La teoría interseccional para la justicia educacional postula que las prácticas pedagógicas, con la pretensión de ser inclusivas, se han planteado como si los individuos fueran víctima de una sola opresión. Los modelos, como la multiculturalidad, solo toman en cuenta un eje de opresión o la sumatorias de opresiones. Esto, construirían también únicas normas posibles de ser incorporadas en el curriculum escolar. “Las pedagogías válidas deben dejar de fingir, por ejemplo, que las mujeres blancas no poseen raza, los hombres latinos no tienen género, o las mujeres negras y asiáticas encarnan ubicaciones sociales de género y raciales mutuamente excluyentes (Case, 2017, p. 2*). El objetivo de la interseccionalidad, en cambio, es poder moverse más allá de esto e institucionalizar la interseccionalidad (Fitts, 2009 en Case 2017) e “imaginar intervenciones políticas para la justicia social” (May, 2015 en Case, 2017, p. 6). La experiencia de opresión por racismo, por ejemplo, también interactúa con la sexualidad, las habilidades, la clase, la nacionalidad, y otras identidades siempre múltiples y móviles.

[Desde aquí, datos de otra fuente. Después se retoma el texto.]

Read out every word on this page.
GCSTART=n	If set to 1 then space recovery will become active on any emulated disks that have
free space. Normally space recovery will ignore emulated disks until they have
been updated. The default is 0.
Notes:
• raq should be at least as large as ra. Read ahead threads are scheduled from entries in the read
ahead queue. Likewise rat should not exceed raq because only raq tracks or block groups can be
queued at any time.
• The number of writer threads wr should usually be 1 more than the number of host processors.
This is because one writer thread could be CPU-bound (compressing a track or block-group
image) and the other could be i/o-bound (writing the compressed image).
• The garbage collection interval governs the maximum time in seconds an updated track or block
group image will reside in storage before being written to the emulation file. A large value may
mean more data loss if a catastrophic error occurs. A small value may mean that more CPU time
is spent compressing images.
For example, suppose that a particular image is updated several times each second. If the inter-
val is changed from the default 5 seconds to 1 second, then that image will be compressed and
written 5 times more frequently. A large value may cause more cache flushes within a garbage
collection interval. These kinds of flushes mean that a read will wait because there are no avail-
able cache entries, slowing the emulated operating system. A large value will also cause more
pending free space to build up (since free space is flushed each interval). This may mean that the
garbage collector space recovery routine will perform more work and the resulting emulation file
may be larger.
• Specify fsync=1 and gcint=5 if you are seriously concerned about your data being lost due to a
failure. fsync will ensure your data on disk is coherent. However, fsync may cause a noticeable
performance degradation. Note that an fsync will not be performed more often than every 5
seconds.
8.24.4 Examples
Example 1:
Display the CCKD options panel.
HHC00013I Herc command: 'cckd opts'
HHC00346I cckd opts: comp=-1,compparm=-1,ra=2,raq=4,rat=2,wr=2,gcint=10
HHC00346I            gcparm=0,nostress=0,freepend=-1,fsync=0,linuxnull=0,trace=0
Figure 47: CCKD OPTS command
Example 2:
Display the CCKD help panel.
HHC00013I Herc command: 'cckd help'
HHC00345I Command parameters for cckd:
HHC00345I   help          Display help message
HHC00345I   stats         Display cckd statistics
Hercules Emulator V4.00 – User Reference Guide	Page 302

Para esto, Case (2017), presenta un modelo interseccional donde las opresiones y privilegios se superponen, dejando olvidadas algunas categorías e interacciones y otras más dominantes (como la raza, el género, la clase, la sexualidad). En el mismo sentido, Kimberlé Crenshaw (1989 en Case 2017) plantea que los individuos van a ocupar una localización social específica basada en múltiples y simultáneas identidades, como raza, sexualidad, nacionalidad, clase, habilidades y género, lo que a su vez implica que estas identidades pueden cambiar en el tiempo (Butler, 1993).